In February 2012, EEX was selected as the transitory auctioning platform for EUAs auctioned by Germany for the third emissions trading period, and as a cooperation exchange for the NER300 program of the European Investment Bank (EIB). As of April 30, 2012, emission allowances for the aviation industry (EU Aviation Allowances, or EUAA) were made available for trading. Futures on Emission Reduction Units (ERU) were launched at the end of April 2012. In March, EEX extended the futures on Certified Emission Reductions (CER) for all maturities of the third trading period.

==Derivatives market==
Participants on the EEX can trade power contracts (weeks, months, quarters, and years) up to 6 years in the future. The Power Futures are financially settled contracts, but they can be physically delivered in Germany, France, Austria, Belgium, the Netherlands, and Italy. Besides electricity and natural gas futures (market areas GASPOOL and NCG), a broad range of derivatives (futures on EUA, CER, EUAA, and ERU) can be traded at the EEX-Derivatives market.

==Clearing and settlement==
The clearing and settlement of all exchange transactions are done by the European Commodity Clearing AG (ECC). ECC was founded in 2006 with the transfer of the EEX clearing activities to this subsidiary.
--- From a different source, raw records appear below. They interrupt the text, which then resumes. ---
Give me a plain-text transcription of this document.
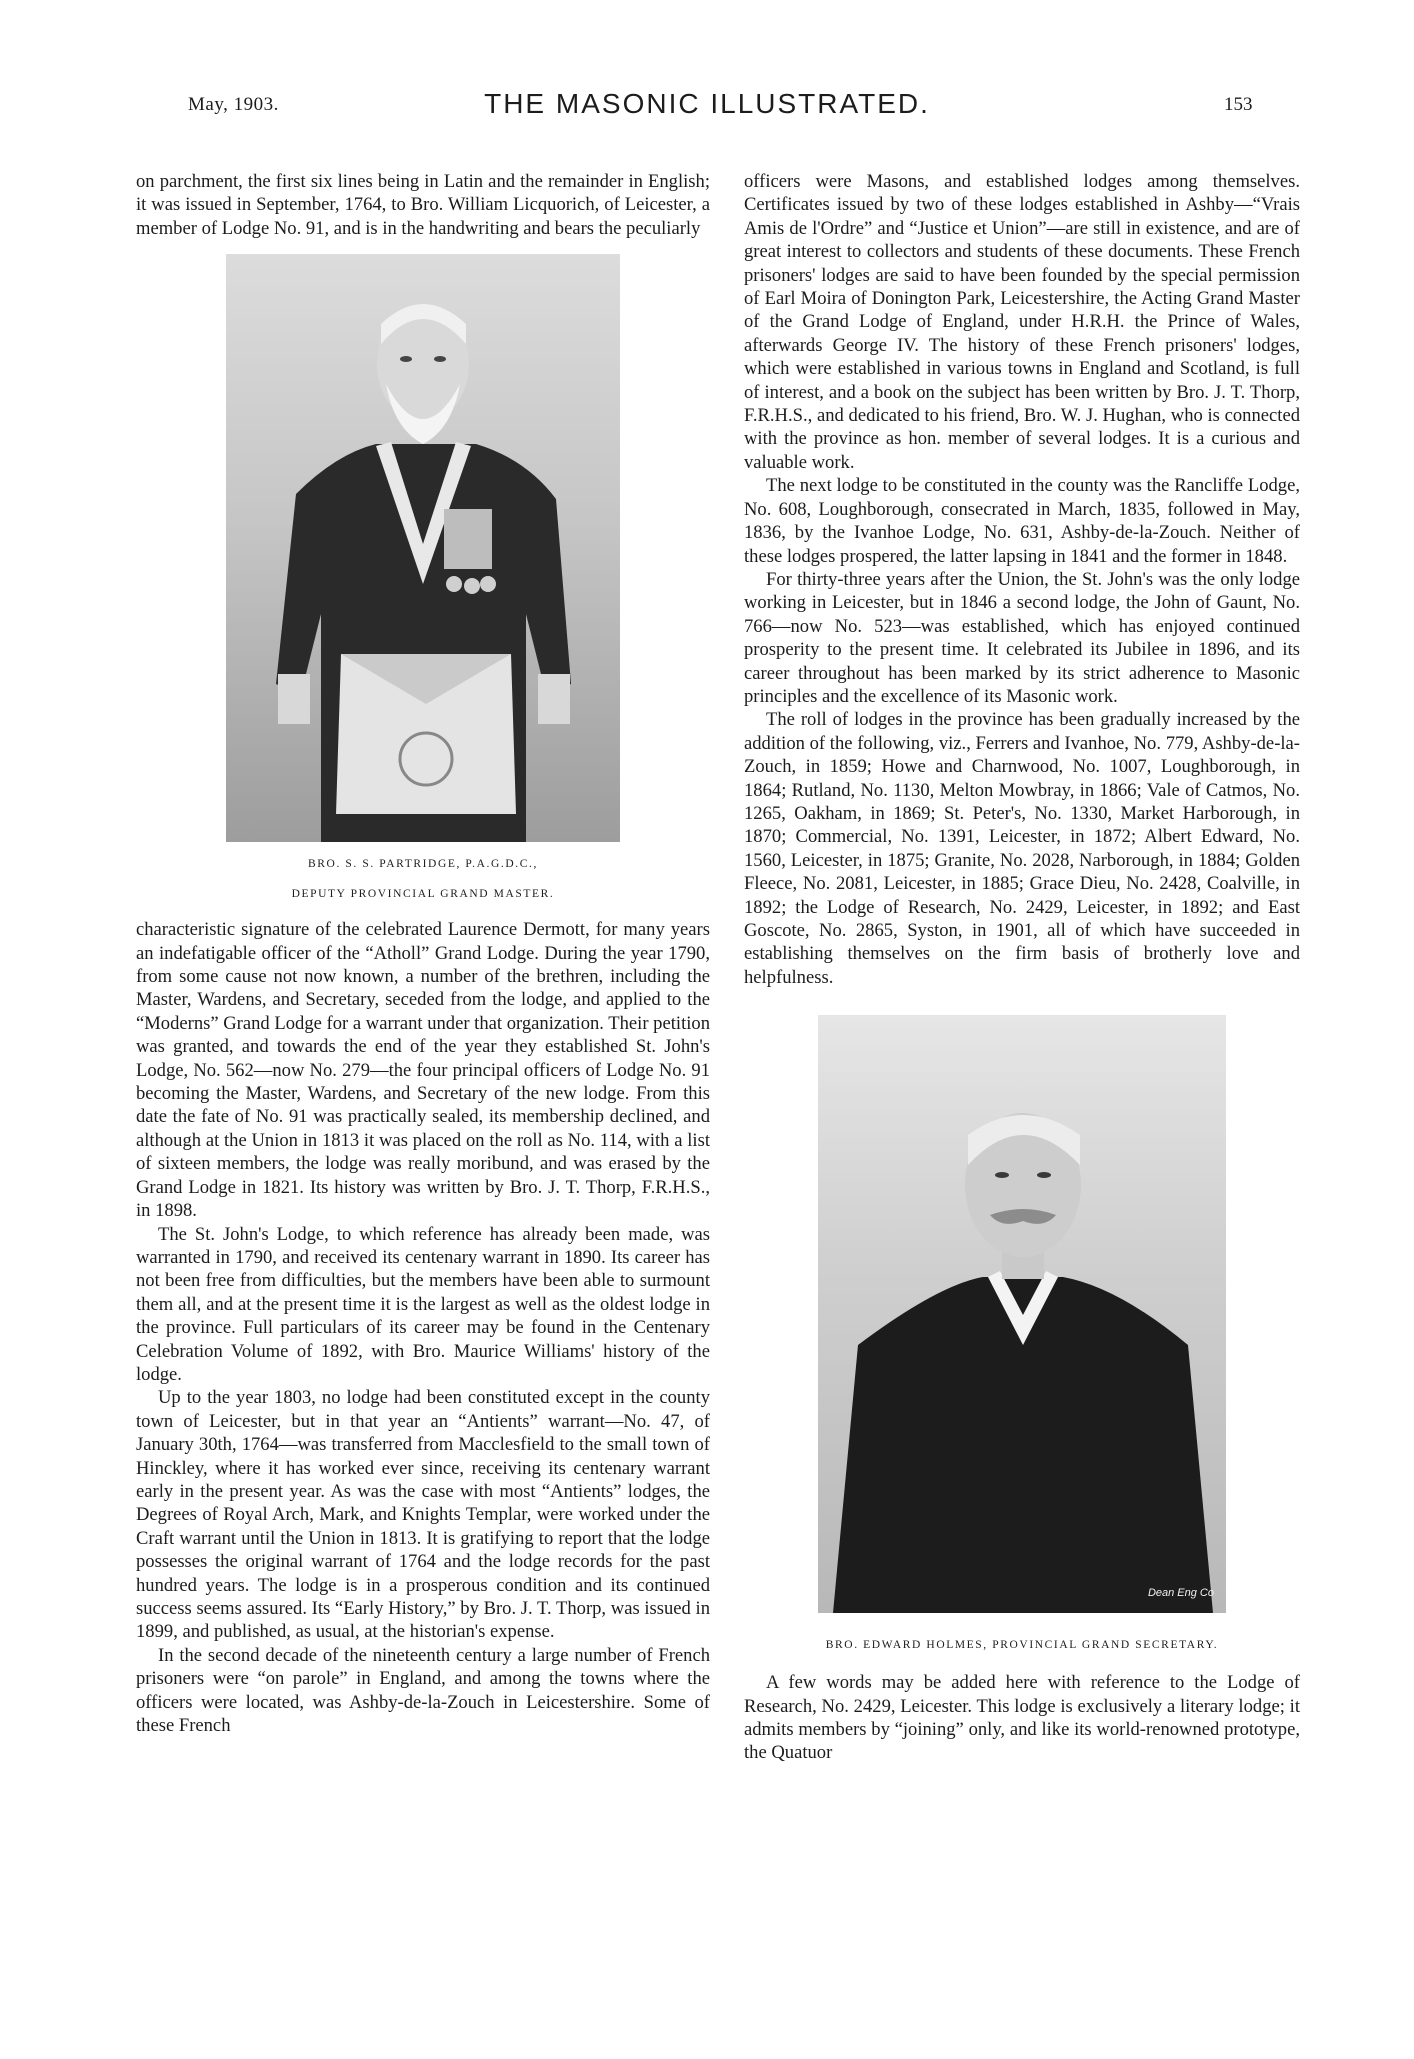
May, 1903.	THE MASONIC ILLUSTRATED.	153

on parchment, the first six lines being in Latin and the remainder in English; it was issued in September, 1764, to Bro. William Licquorich, of Leicester, a member of Lodge No. 91, and is in the handwriting and bears the peculiarly

BRO. S. S. PARTRIDGE, P.A.G.D.C.,
DEPUTY PROVINCIAL GRAND MASTER.

characteristic signature of the celebrated Laurence Dermott, for many years an indefatigable officer of the “Atholl” Grand Lodge. During the year 1790, from some cause not now known, a number of the brethren, including the Master, Wardens, and Secretary, seceded from the lodge, and applied to the “Moderns” Grand Lodge for a warrant under that organization. Their petition was granted, and towards the end of the year they established St. John's Lodge, No. 562—now No. 279—the four principal officers of Lodge No. 91 becoming the Master, Wardens, and Secretary of the new lodge. From this date the fate of No. 91 was practically sealed, its membership declined, and although at the Union in 1813 it was placed on the roll as No. 114, with a list of sixteen members, the lodge was really moribund, and was erased by the Grand Lodge in 1821. Its history was written by Bro. J. T. Thorp, F.R.H.S., in 1898.

The St. John's Lodge, to which reference has already been made, was warranted in 1790, and received its centenary warrant in 1890. Its career has not been free from difficulties, but the members have been able to surmount them all, and at the present time it is the largest as well as the oldest lodge in the province. Full particulars of its career may be found in the Centenary Celebration Volume of 1892, with Bro. Maurice Williams' history of the lodge.

Up to the year 1803, no lodge had been constituted except in the county town of Leicester, but in that year an “Antients” warrant—No. 47, of January 30th, 1764—was transferred from Macclesfield to the small town of Hinckley, where it has worked ever since, receiving its centenary warrant early in the present year. As was the case with most “Antients” lodges, the Degrees of Royal Arch, Mark, and Knights Templar, were worked under the Craft warrant until the Union in 1813. It is gratifying to report that the lodge possesses the original warrant of 1764 and the lodge records for the past hundred years. The lodge is in a prosperous condition and its continued success seems assured. Its “Early History,” by Bro. J. T. Thorp, was issued in 1899, and published, as usual, at the historian's expense.

In the second decade of the nineteenth century a large number of French prisoners were “on parole” in England, and among the towns where the officers were located, was Ashby-de-la-Zouch in Leicestershire. Some of these French

officers were Masons, and established lodges among themselves. Certificates issued by two of these lodges established in Ashby—“Vrais Amis de l'Ordre” and “Justice et Union”—are still in existence, and are of great interest to collectors and students of these documents. These French prisoners' lodges are said to have been founded by the special permission of Earl Moira of Donington Park, Leicestershire, the Acting Grand Master of the Grand Lodge of England, under H.R.H. the Prince of Wales, afterwards George IV. The history of these French prisoners' lodges, which were established in various towns in England and Scotland, is full of interest, and a book on the subject has been written by Bro. J. T. Thorp, F.R.H.S., and dedicated to his friend, Bro. W. J. Hughan, who is connected with the province as hon. member of several lodges. It is a curious and valuable work.

The next lodge to be constituted in the county was the Rancliffe Lodge, No. 608, Loughborough, consecrated in March, 1835, followed in May, 1836, by the Ivanhoe Lodge, No. 631, Ashby-de-la-Zouch. Neither of these lodges prospered, the latter lapsing in 1841 and the former in 1848.

For thirty-three years after the Union, the St. John's was the only lodge working in Leicester, but in 1846 a second lodge, the John of Gaunt, No. 766—now No. 523—was established, which has enjoyed continued prosperity to the present time. It celebrated its Jubilee in 1896, and its career throughout has been marked by its strict adherence to Masonic principles and the excellence of its Masonic work.

The roll of lodges in the province has been gradually increased by the addition of the following, viz., Ferrers and Ivanhoe, No. 779, Ashby-de-la-Zouch, in 1859; Howe and Charnwood, No. 1007, Loughborough, in 1864; Rutland, No. 1130, Melton Mowbray, in 1866; Vale of Catmos, No. 1265, Oakham, in 1869; St. Peter's, No. 1330, Market Harborough, in 1870; Commercial, No. 1391, Leicester, in 1872; Albert Edward, No. 1560, Leicester, in 1875; Granite, No. 2028, Narborough, in 1884; Golden Fleece, No. 2081, Leicester, in 1885; Grace Dieu, No. 2428, Coalville, in 1892; the Lodge of Research, No. 2429, Leicester, in 1892; and East Goscote, No. 2865, Syston, in 1901, all of which have succeeded in establishing themselves on the firm basis of brotherly love and helpfulness.

Dean Eng Co
BRO. EDWARD HOLMES, PROVINCIAL GRAND SECRETARY.

A few words may be added here with reference to the Lodge of Research, No. 2429, Leicester. This lodge is exclusively a literary lodge; it admits members by “joining” only, and like its world-renowned prototype, the Quatuor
Specialized in the physical delivery of energy products, ECC is a dedicated clearing provider for 10 exchanges: European Energy Exchange (EEX), EPEX SPOT, Powernext, and Power Exchange Central Europe (PXE), as well as the partner exchanges HUPX, HUDEX, NOREXECO, SEEPEX, and SEMOpx. Furthermore, EEX and ECC provide the service of trade registration. This service enables the trading participants and the trade registration participants to conclude transactions through registration by mutual agreement or to have over-the-counter transactions registered.

==Transparency==
EEX operates "Transparency in Energy Markets," the neutral platform for energy market data that fulfills the statutory publication requirements and implements the market participants' voluntary commitments. The platform was established by EEX and the four German transmission system operators and launched in October 2009. In 2011, the Austrian transmission system operator Austrian Power Grid AG joined the cooperation. EEX is in charge of the operation of the platform, which comprises plausibility checking, anonymization, aggregation, and publication of the data reported.

On September 2, 2014, the European Energy Exchange (EEX) launched its new transparency site. At www.eex-transparency.com, visitors can gain access to comprehensive fundamental data and relevant information for wholesale energy trading. The website is a further development of the existing platform "Transparency in Energy Market" and contains information about the capacity, utilization, and availability of facilities for the production of electricity, as well as new information on the storage of electricity and natural gas consumption.